Я прекрасно помню как и почему на столе оказалась монтажная лента. Плотная, не то что малярная, липкая и крепкая – хуй порвешь. Говорю – давайте свяжем тебе руки и ноги, за спиной соединим в одной точке и будешь ты лежать на животе, как коробочка, пока совсем дурно не станет. Только положить надо в сухое и теплое место, потому что на полу продует, наверное. Я помню такое, я такое любил, даже не то чтобы любил, но интересовался.
Я вроде шутил, или, по крайней мере, вел себя как обычно, так что сам особо не врубался на сколько всё это серьезно.
- давай.
Руки жалко было, я думал что следы могут остаться, когда развязывать буду, так что снял с себя рубашку и предложил ей.

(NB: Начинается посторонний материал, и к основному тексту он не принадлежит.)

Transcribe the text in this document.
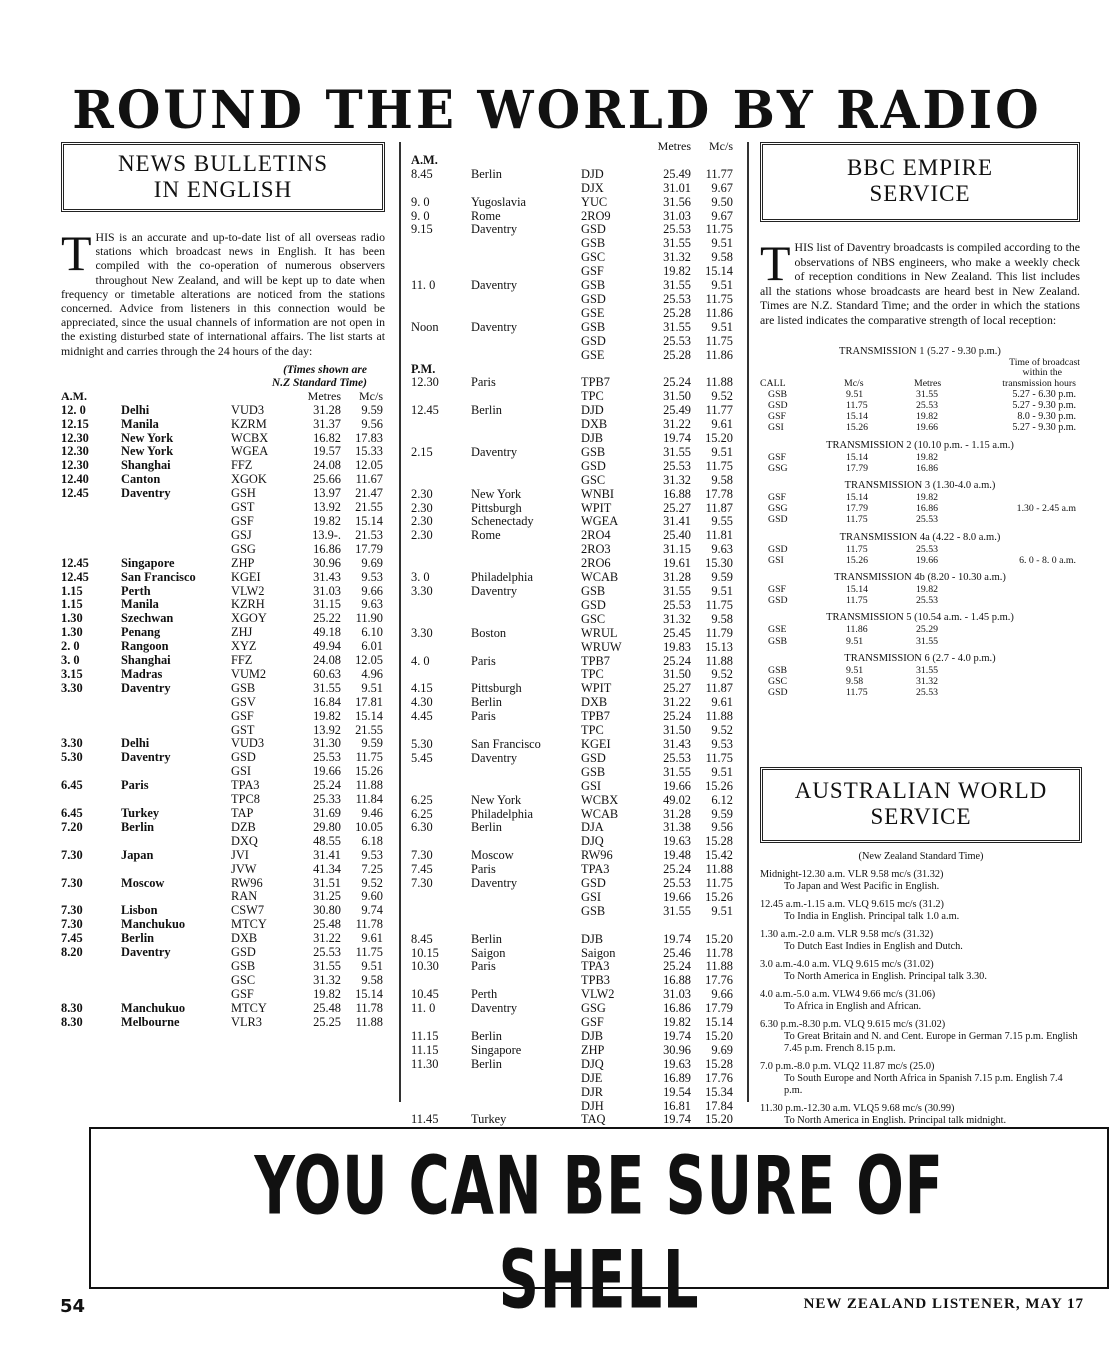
ROUND THE WORLD BY RADIO
NEWS BULLETINS
IN ENGLISH
THIS is an accurate and up-to-date list of all overseas radio stations which broadcast news in English. It has been compiled with the co-operation of numerous observers throughout New Zealand, and will be kept up to date when frequency or timetable alterations are noticed from the stations concerned. Advice from listeners in this connection would be appreciated, since the usual channels of information are not open in the existing disturbed state of international affairs. The list starts at midnight and carries through the 24 hours of the day:
(Times shown are
N.Z Standard Time)
A.M.			Metres	Mc/s
12. 0	Delhi	VUD3	31.28	9.59
12.15	Manila	KZRM	31.37	9.56
12.30	New York	WCBX	16.82	17.83
12.30	New York	WGEA	19.57	15.33
12.30	Shanghai	FFZ	24.08	12.05
12.40	Canton	XGOK	25.66	11.67
12.45	Daventry	GSH	13.97	21.47
		GST	13.92	21.55
		GSF	19.82	15.14
		GSJ	13.9-.	21.53
		GSG	16.86	17.79
12.45	Singapore	ZHP	30.96	9.69
12.45	San Francisco	KGEI	31.43	9.53
1.15	Perth	VLW2	31.03	9.66
1.15	Manila	KZRH	31.15	9.63
1.30	Szechwan	XGOY	25.22	11.90
1.30	Penang	ZHJ	49.18	6.10
2. 0	Rangoon	XYZ	49.94	6.01
3. 0	Shanghai	FFZ	24.08	12.05
3.15	Madras	VUM2	60.63	4.96
3.30	Daventry	GSB	31.55	9.51
		GSV	16.84	17.81
		GSF	19.82	15.14
		GST	13.92	21.55
3.30	Delhi	VUD3	31.30	9.59
5.30	Daventry	GSD	25.53	11.75
		GSI	19.66	15.26
6.45	Paris	TPA3	25.24	11.88
		TPC8	25.33	11.84
6.45	Turkey	TAP	31.69	9.46
7.20	Berlin	DZB	29.80	10.05
		DXQ	48.55	6.18
7.30	Japan	JVI	31.41	9.53
		JVW	41.34	7.25
7.30	Moscow	RW96	31.51	9.52
		RAN	31.25	9.60
7.30	Lisbon	CSW7	30.80	9.74
7.30	Manchukuo	MTCY	25.48	11.78
7.45	Berlin	DXB	31.22	9.61
8.20	Daventry	GSD	25.53	11.75
		GSB	31.55	9.51
		GSC	31.32	9.58
		GSF	19.82	15.14
8.30	Manchukuo	MTCY	25.48	11.78
8.30	Melbourne	VLR3	25.25	11.88
			Metres	Mc/s
A.M.				
8.45	Berlin	DJD	25.49	11.77
		DJX	31.01	9.67
9. 0	Yugoslavia	YUC	31.56	9.50
9. 0	Rome	2RO9	31.03	9.67
9.15	Daventry	GSD	25.53	11.75
		GSB	31.55	9.51
		GSC	31.32	9.58
		GSF	19.82	15.14
11. 0	Daventry	GSB	31.55	9.51
		GSD	25.53	11.75
		GSE	25.28	11.86
Noon	Daventry	GSB	31.55	9.51
		GSD	25.53	11.75
		GSE	25.28	11.86
P.M.				
12.30	Paris	TPB7	25.24	11.88
		TPC	31.50	9.52
12.45	Berlin	DJD	25.49	11.77
		DXB	31.22	9.61
		DJB	19.74	15.20
2.15	Daventry	GSB	31.55	9.51
		GSD	25.53	11.75
		GSC	31.32	9.58
2.30	New York	WNBI	16.88	17.78
2.30	Pittsburgh	WPIT	25.27	11.87
2.30	Schenectady	WGEA	31.41	9.55
2.30	Rome	2RO4	25.40	11.81
		2RO3	31.15	9.63
		2RO6	19.61	15.30
3. 0	Philadelphia	WCAB	31.28	9.59
3.30	Daventry	GSB	31.55	9.51
		GSD	25.53	11.75
		GSC	31.32	9.58
3.30	Boston	WRUL	25.45	11.79
		WRUW	19.83	15.13
4. 0	Paris	TPB7	25.24	11.88
		TPC	31.50	9.52
4.15	Pittsburgh	WPIT	25.27	11.87
4.30	Berlin	DXB	31.22	9.61
4.45	Paris	TPB7	25.24	11.88
		TPC	31.50	9.52
5.30	San Francisco	KGEI	31.43	9.53
5.45	Daventry	GSD	25.53	11.75
		GSB	31.55	9.51
		GSI	19.66	15.26
6.25	New York	WCBX	49.02	6.12
6.25	Philadelphia	WCAB	31.28	9.59
6.30	Berlin	DJA	31.38	9.56
		DJQ	19.63	15.28
7.30	Moscow	RW96	19.48	15.42
7.45	Paris	TPA3	25.24	11.88
7.30	Daventry	GSD	25.53	11.75
		GSI	19.66	15.26
		GSB	31.55	9.51

8.45	Berlin	DJB	19.74	15.20
10.15	Saigon	Saigon	25.46	11.78
10.30	Paris	TPA3	25.24	11.88
		TPB3	16.88	17.76
10.45	Perth	VLW2	31.03	9.66
11. 0	Daventry	GSG	16.86	17.79
		GSF	19.82	15.14
11.15	Berlin	DJB	19.74	15.20
11.15	Singapore	ZHP	30.96	9.69
11.30	Berlin	DJQ	19.63	15.28
		DJE	16.89	17.76
		DJR	19.54	15.34
		DJH	16.81	17.84
11.45	Turkey	TAQ	19.74	15.20
BBC EMPIRE
SERVICE
THIS list of Daventry broadcasts is compiled according to the observations of NBS engineers, who make a weekly check of reception conditions in New Zealand. This list includes all the stations whose broadcasts are heard best in New Zealand. Times are N.Z. Standard Time; and the order in which the stations are listed indicates the comparative strength of local reception:
TRANSMISSION 1 (5.27 - 9.30 p.m.)
Time of broadcast
within the
CALL	Mc/s	Metres	transmission hours
GSB	9.51	31.55	5.27 - 6.30 p.m.
GSD	11.75	25.53	5.27 - 9.30 p.m.
GSF	15.14	19.82	8.0 - 9.30 p.m.
GSI	15.26	19.66	5.27 - 9.30 p.m.
TRANSMISSION 2 (10.10 p.m. - 1.15 a.m.)
GSF	15.14	19.82	
GSG	17.79	16.86	
TRANSMISSION 3 (1.30-4.0 a.m.)
GSF	15.14	19.82	
GSG	17.79	16.86	1.30 - 2.45 a.m
GSD	11.75	25.53	
TRANSMISSION 4a (4.22 - 8.0 a.m.)
GSD	11.75	25.53	
GSI	15.26	19.66	6. 0 - 8. 0 a.m.
TRANSMISSION 4b (8.20 - 10.30 a.m.)
GSF	15.14	19.82	
GSD	11.75	25.53	
TRANSMISSION 5 (10.54 a.m. - 1.45 p.m.)
GSE	11.86	25.29	
GSB	9.51	31.55	
TRANSMISSION 6 (2.7 - 4.0 p.m.)
GSB	9.51	31.55	
GSC	9.58	31.32	
GSD	11.75	25.53	
AUSTRALIAN WORLD
SERVICE
(New Zealand Standard Time)
Midnight-12.30 a.m. VLR 9.58 mc/s (31.32)
To Japan and West Pacific in English.
12.45 a.m.-1.15 a.m. VLQ 9.615 mc/s (31.2)
To India in English. Principal talk 1.0 a.m.
1.30 a.m.-2.0 a.m. VLR 9.58 mc/s (31.32)
To Dutch East Indies in English and Dutch.
3.0 a.m.-4.0 a.m. VLQ 9.615 mc/s (31.02)
To North America in English. Principal talk 3.30.
4.0 a.m.-5.0 a.m. VLW4 9.66 mc/s (31.06)
To Africa in English and African.
6.30 p.m.-8.30 p.m. VLQ 9.615 mc/s (31.02)
To Great Britain and N. and Cent. Europe in German 7.15 p.m. English 7.45 p.m. French 8.15 p.m.
7.0 p.m.-8.0 p.m. VLQ2 11.87 mc/s (25.0)
To South Europe and North Africa in Spanish 7.15 p.m. English 7.4 p.m.
11.30 p.m.-12.30 a.m. VLQ5 9.68 mc/s (30.99)
To North America in English. Principal talk midnight.
YOU CAN BE SURE OF SHELL
54	NEW ZEALAND LISTENER, MAY 17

Она надела рубашку, легла на кровать в комнате и послушно дала обмотать себя лентой, не по фигне, так обмотать, что кисти посинели. После того как я закончил мы все вместе убежали на кухню, чтобы поймать там небольшую истерику по поводу всего произошедшего, полежать на холодном кафеле и одуматься. Оставили её там одну, в темной комнате, семнадцатилетнюю.
Когда припустило мы пошли поить её шампанским и кормить шоколадом. Она так мило свешивалась на край кровати, кушала с рук, а когда пила, мне приходилось приподнимать её на бок, чтобы не захлебнулась.
***
А потом эти ебаные ананасы. Я их спиздил, ну то есть как спиздил, просто забыл отдать, а потом решил, что пусть будут мои. Неожиданно так нашел и очень обрадовался. А потом обрадовался ей и отдал радостно радостные ананасы. Целую банку консервированных ананасов.
И все было бы хорошо, если бы у нее не было мужчины, а в столовой был бы консервный нож.